Suppose $N$ is an $n$-digit positive integer such that

$\bullet$ all the $n$-digits are distinct; and

$\bullet$ the sum of any three consecutive digits is divisible by $5$.

Prove that $n$ is at most $6$. Further, show that starting with any digit one can find a six-digit number with these properties.

It is my question .Let the first digit be '$a$' and the second be '$b$' then the third become '$5n-(a+b)$. Then I found the fourth digit is $a$ , which is not possible.I can't found any way.
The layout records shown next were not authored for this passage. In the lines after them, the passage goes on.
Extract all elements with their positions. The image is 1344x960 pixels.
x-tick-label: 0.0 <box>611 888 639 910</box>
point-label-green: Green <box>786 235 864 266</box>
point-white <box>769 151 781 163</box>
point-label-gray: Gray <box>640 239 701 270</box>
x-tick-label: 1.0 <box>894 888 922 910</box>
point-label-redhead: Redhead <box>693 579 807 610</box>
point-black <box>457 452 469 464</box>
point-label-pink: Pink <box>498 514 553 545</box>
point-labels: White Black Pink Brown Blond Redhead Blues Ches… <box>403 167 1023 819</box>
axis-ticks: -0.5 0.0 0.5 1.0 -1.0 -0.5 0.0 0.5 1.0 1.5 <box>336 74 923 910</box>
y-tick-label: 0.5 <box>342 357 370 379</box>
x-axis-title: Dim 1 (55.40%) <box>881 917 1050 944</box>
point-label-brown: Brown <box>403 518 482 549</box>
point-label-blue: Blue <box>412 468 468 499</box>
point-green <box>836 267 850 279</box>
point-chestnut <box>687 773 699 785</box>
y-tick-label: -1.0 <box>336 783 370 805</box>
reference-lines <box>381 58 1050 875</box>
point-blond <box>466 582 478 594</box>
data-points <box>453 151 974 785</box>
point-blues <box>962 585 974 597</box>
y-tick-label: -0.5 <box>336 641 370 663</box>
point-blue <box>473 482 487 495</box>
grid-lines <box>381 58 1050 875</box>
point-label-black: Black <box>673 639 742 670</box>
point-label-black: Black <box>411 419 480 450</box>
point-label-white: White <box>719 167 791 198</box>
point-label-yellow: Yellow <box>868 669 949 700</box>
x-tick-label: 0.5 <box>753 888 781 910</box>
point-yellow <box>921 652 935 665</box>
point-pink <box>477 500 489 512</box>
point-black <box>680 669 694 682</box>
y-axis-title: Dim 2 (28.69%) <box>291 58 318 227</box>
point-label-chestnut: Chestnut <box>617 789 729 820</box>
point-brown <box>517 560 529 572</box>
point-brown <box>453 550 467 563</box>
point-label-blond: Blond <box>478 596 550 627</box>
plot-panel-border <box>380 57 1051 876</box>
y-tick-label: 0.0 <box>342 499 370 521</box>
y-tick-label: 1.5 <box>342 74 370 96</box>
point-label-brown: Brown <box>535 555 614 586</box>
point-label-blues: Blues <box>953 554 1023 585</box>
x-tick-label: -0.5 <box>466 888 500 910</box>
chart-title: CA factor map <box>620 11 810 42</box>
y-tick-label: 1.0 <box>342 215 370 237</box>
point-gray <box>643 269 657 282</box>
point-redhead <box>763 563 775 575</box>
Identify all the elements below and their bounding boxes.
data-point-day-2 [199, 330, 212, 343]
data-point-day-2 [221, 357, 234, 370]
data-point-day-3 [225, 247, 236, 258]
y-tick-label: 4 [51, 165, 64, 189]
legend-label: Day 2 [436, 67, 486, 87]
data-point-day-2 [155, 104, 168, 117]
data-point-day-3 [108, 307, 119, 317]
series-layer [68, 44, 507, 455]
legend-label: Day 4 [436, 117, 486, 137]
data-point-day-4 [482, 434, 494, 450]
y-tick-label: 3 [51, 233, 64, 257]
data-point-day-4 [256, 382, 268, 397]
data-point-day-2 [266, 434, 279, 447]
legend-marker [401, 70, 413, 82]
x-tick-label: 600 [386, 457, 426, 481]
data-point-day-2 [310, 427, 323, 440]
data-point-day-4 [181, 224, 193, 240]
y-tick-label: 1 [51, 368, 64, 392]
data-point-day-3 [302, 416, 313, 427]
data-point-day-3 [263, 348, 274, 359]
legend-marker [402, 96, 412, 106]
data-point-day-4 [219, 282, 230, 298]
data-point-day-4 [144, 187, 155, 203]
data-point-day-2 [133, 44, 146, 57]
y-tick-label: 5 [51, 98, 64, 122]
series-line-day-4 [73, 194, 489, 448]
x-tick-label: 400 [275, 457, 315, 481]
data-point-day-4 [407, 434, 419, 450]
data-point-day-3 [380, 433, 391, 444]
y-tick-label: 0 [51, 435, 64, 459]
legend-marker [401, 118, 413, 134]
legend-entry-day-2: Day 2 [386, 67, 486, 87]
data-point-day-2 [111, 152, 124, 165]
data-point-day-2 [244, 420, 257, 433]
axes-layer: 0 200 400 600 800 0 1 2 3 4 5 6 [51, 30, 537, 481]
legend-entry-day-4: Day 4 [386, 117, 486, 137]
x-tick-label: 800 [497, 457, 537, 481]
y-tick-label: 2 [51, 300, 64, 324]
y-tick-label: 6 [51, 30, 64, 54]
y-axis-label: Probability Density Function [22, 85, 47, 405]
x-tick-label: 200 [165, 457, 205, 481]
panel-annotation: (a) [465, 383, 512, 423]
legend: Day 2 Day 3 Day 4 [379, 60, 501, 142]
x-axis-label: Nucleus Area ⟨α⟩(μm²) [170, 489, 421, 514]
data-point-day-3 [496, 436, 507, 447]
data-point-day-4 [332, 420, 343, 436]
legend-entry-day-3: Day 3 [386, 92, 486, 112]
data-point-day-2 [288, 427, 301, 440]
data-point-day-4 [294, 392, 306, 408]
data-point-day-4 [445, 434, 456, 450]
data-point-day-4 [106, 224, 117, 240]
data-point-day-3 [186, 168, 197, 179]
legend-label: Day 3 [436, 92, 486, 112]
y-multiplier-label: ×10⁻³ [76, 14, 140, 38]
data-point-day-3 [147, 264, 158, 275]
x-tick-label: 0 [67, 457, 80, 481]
Somebody please help me.

Answer 1

For any four consecutive digits, $\ldots abcd\ldots$ both $a+b+c$ and $b+c+d$ are multiples of $5$. It follows that $a\equiv d\pmod 5$. If $n>6$, consider seven conseutive digits: $\ldots abcdefg\ldots$. As above, we ave $a\equiv d\equiv g\pmod 5$, but for each remainder $\bmod 5$, there are only two candidate digits.

Starting from almost any three-digit number with distinct digits an digit sum divisible by $5$, we can use the above restrictions to extend it to a four, five, and six digit example. For example, from $460$ we get to $5460$, then to $15460$ and to $915460$. Only with a "bad start" such as $163$ with two digits differing by $5$, we get to $8163$ and are stuck (or with $136$, we are stuck immediately).